Feb 23, 2016
Analyzing Individual Risk

Researchers at the University of Iowa are collaborating with the U.S. military to analyze injury risk associated with specific tasks carried out by Marines. Funded with a $2.6-million grant from the Office of Naval Research, the research is being conducted through UI’s College of Engineering along with the athletics and physiology departments.

An article from the Iowa City Press-Citizen explains that this research will use models developed by the UI Virtual Soldier Research Program, which incorporates computer simulations to test how soldiers will perform while weighed down with various weaponry and heavy equipment. The new project would incorporate a Marine’s physiological characteristics, then show how different training environments would affect his or her condition.
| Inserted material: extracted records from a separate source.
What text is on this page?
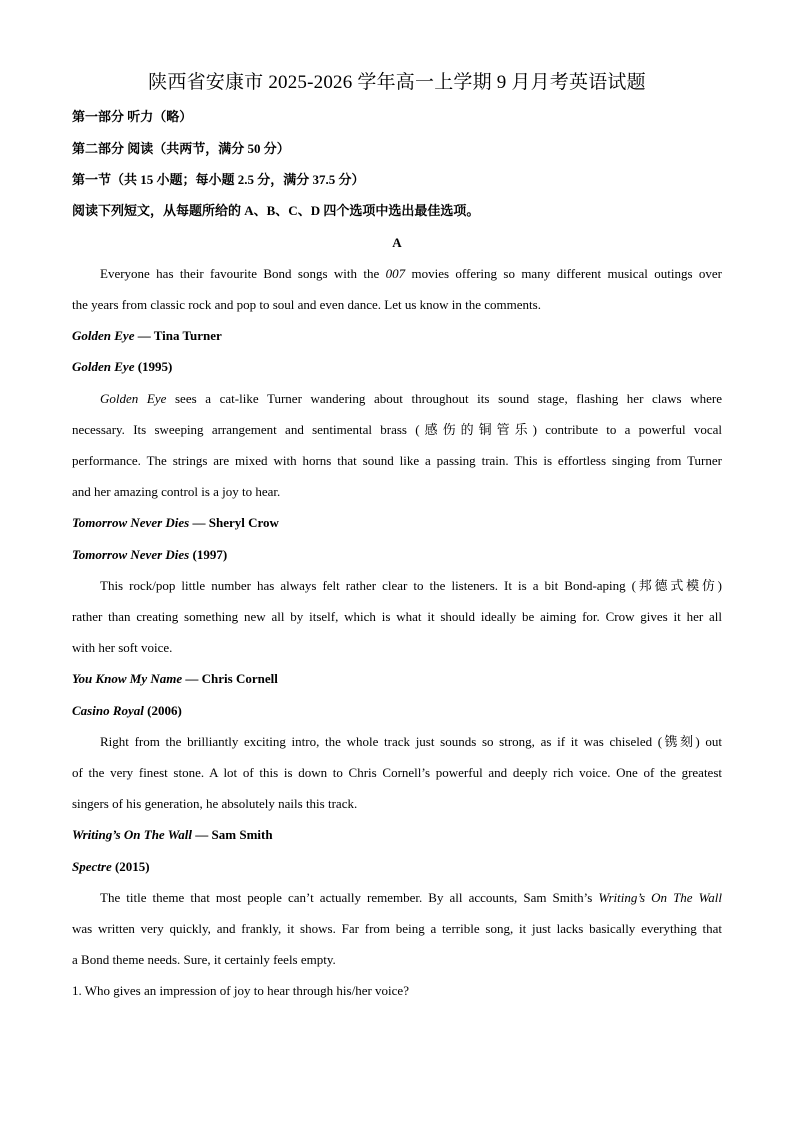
陕西省安康市 2025-2026 学年高一上学期 9 月月考英语试题
第一部分 听力（略）
第二部分 阅读（共两节，满分 50 分）
第一节（共 15 小题；每小题 2.5 分，满分 37.5 分）
阅读下列短文，从每题所给的 A、B、C、D 四个选项中选出最佳选项。
A
Everyone has their favourite Bond songs with the 007 movies offering so many different musical outings over
the years from classic rock and pop to soul and even dance. Let us know in the comments.
Golden Eye — Tina Turner
Golden Eye (1995)
Golden Eye sees a cat-like Turner wandering about throughout its sound stage, flashing her claws where
necessary. Its sweeping arrangement and sentimental brass (感伤的铜管乐) contribute to a powerful vocal
performance. The strings are mixed with horns that sound like a passing train. This is effortless singing from Turner
and her amazing control is a joy to hear.
Tomorrow Never Dies — Sheryl Crow
Tomorrow Never Dies (1997)
This rock/pop little number has always felt rather clear to the listeners. It is a bit Bond-aping (邦德式模仿)
rather than creating something new all by itself, which is what it should ideally be aiming for. Crow gives it her all
with her soft voice.
You Know My Name — Chris Cornell
Casino Royal (2006)
Right from the brilliantly exciting intro, the whole track just sounds so strong, as if it was chiseled (镌刻) out
of the very finest stone. A lot of this is down to Chris Cornell’s powerful and deeply rich voice. One of the greatest
singers of his generation, he absolutely nails this track.
Writing’s On The Wall — Sam Smith
Spectre (2015)
The title theme that most people can’t actually remember. By all accounts, Sam Smith’s Writing’s On The Wall
was written very quickly, and frankly, it shows. Far from being a terrible song, it just lacks basically everything that
a Bond theme needs. Sure, it certainly feels empty.
1. Who gives an impression of joy to hear through his/her voice?
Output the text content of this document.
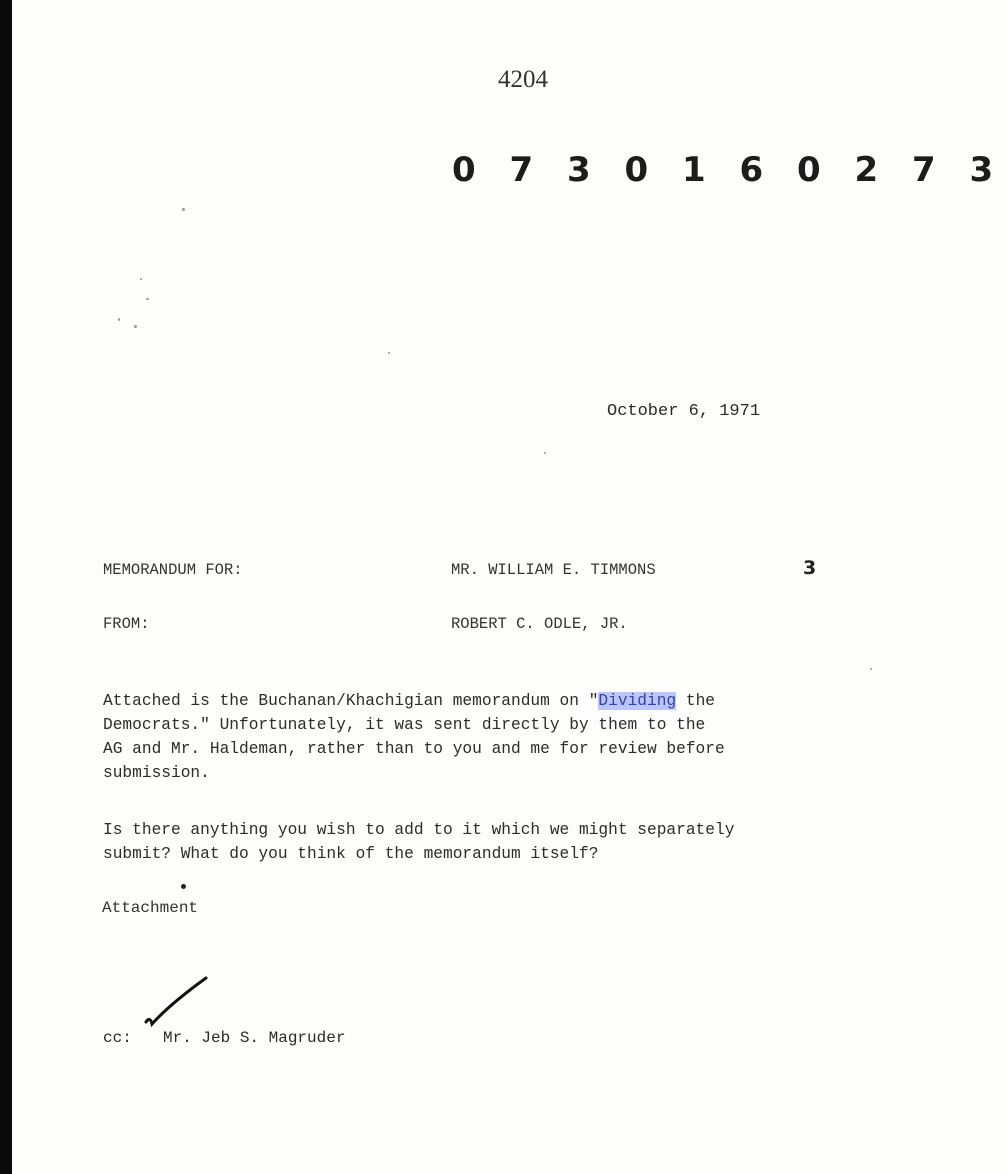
4204
0 7 3 0 1 6 0 2 7 3
October 6, 1971
MEMORANDUM FOR:	MR. WILLIAM E. TIMMONS	3
FROM:	ROBERT C. ODLE, JR.
Attached is the Buchanan/Khachigian memorandum on "Dividing the
Democrats." Unfortunately, it was sent directly by them to the
AG and Mr. Haldeman, rather than to you and me for review before
submission.
Is there anything you wish to add to it which we might separately
submit? What do you think of the memorandum itself?
Attachment
cc: Mr. Jeb S. Magruder
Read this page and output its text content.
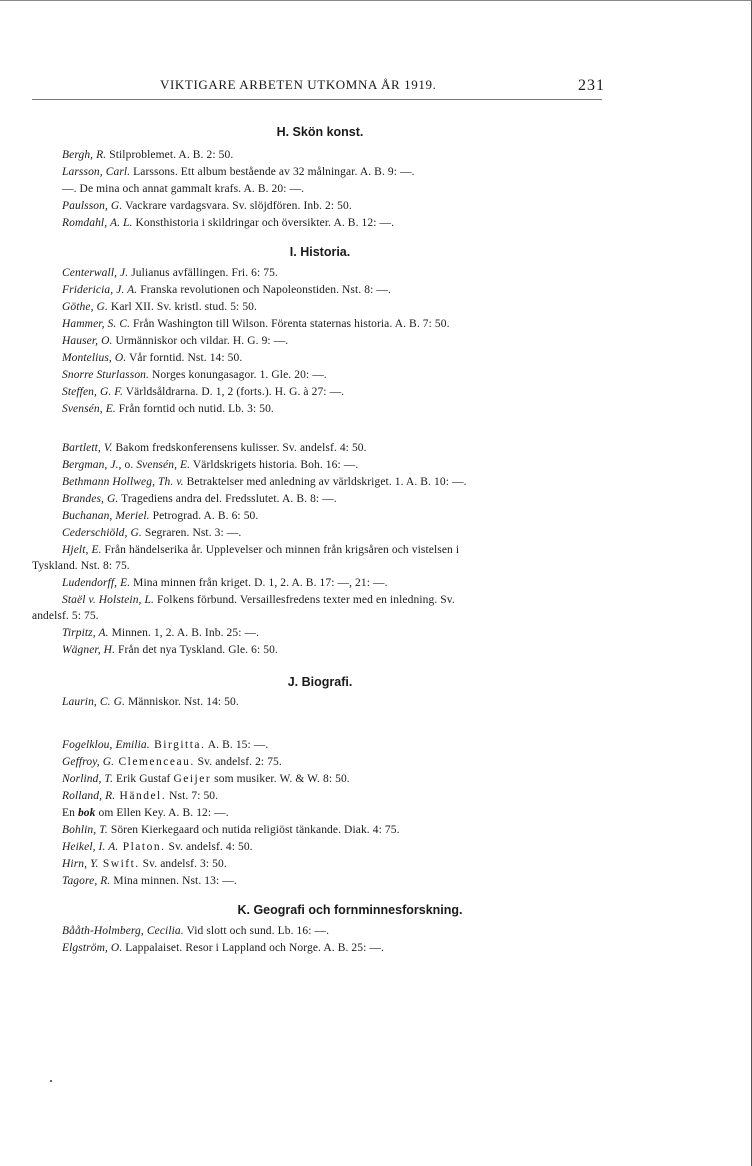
VIKTIGARE ARBETEN UTKOMNA ÅR 1919.	231
H. Skön konst.
Bergh, R. Stilproblemet. A. B. 2: 50.
Larsson, Carl. Larssons. Ett album bestående av 32 målningar. A. B. 9: —.
—. De mina och annat gammalt krafs. A. B. 20: —.
Paulsson, G. Vackrare vardagsvara. Sv. slöjdfören. Inb. 2: 50.
Romdahl, A. L. Konsthistoria i skildringar och översikter. A. B. 12: —.
I. Historia.
Centerwall, J. Julianus avfällingen. Fri. 6: 75.
Fridericia, J. A. Franska revolutionen och Napoleonstiden. Nst. 8: —.
Göthe, G. Karl XII. Sv. kristl. stud. 5: 50.
Hammer, S. C. Från Washington till Wilson. Förenta staternas historia. A. B. 7: 50.
Hauser, O. Urmänniskor och vildar. H. G. 9: —.
Montelius, O. Vår forntid. Nst. 14: 50.
Snorre Sturlasson. Norges konungasagor. 1. Gle. 20: —.
Steffen, G. F. Världsåldrarna. D. 1, 2 (forts.). H. G. à 27: —.
Svensén, E. Från forntid och nutid. Lb. 3: 50.
Bartlett, V. Bakom fredskonferensens kulisser. Sv. andelsf. 4: 50.
Bergman, J., o. Svensén, E. Världskrigets historia. Boh. 16: —.
Bethmann Hollweg, Th. v. Betraktelser med anledning av världskriget. 1. A. B. 10: —.
Brandes, G. Tragediens andra del. Fredsslutet. A. B. 8: —.
Buchanan, Meriel. Petrograd. A. B. 6: 50.
Cederschiöld, G. Segraren. Nst. 3: —.
Hjelt, E. Från händelserika år. Upplevelser och minnen från krigsåren och vistelsen i
Tyskland. Nst. 8: 75.
Ludendorff, E. Mina minnen från kriget. D. 1, 2. A. B. 17: —, 21: —.
Staël v. Holstein, L. Folkens förbund. Versaillesfredens texter med en inledning. Sv.
andelsf. 5: 75.
Tirpitz, A. Minnen. 1, 2. A. B. Inb. 25: —.
Wägner, H. Från det nya Tyskland. Gle. 6: 50.
J. Biografi.
Laurin, C. G. Människor. Nst. 14: 50.
Fogelklou, Emilia. Birgitta. A. B. 15: —.
Geffroy, G. Clemenceau. Sv. andelsf. 2: 75.
Norlind, T. Erik Gustaf Geijer som musiker. W. & W. 8: 50.
Rolland, R. Händel. Nst. 7: 50.
En bok om Ellen Key. A. B. 12: —.
Bohlin, T. Sören Kierkegaard och nutida religiöst tänkande. Diak. 4: 75.
Heikel, I. A. Platon. Sv. andelsf. 4: 50.
Hirn, Y. Swift. Sv. andelsf. 3: 50.
Tagore, R. Mina minnen. Nst. 13: —.
K. Geografi och fornminnesforskning.
Bååth-Holmberg, Cecilia. Vid slott och sund. Lb. 16: —.
Elgström, O. Lappalaiset. Resor i Lappland och Norge. A. B. 25: —.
“Both in athletics and military settings, it’s not just young males that are involved in these activities,” UI professor of human physiology Kevin Kregel told the Iowa City Press-Citizen. “It’s males and females. It’s different ages, different body types, different activity levels… It’s a pretty complex process because we are trying to get down to the individual and to groups of individuals or profiling large segments of the population.”

The goal of this research is to take the information from the computer simulations and have the program develop an individualized strength and conditioning program to help Marines recover from and prevent injuries. Developed in 2003, UI’s Virtual Soldier Research Program has attracted a number of research partnerships with the U.S. military as well as private organizations.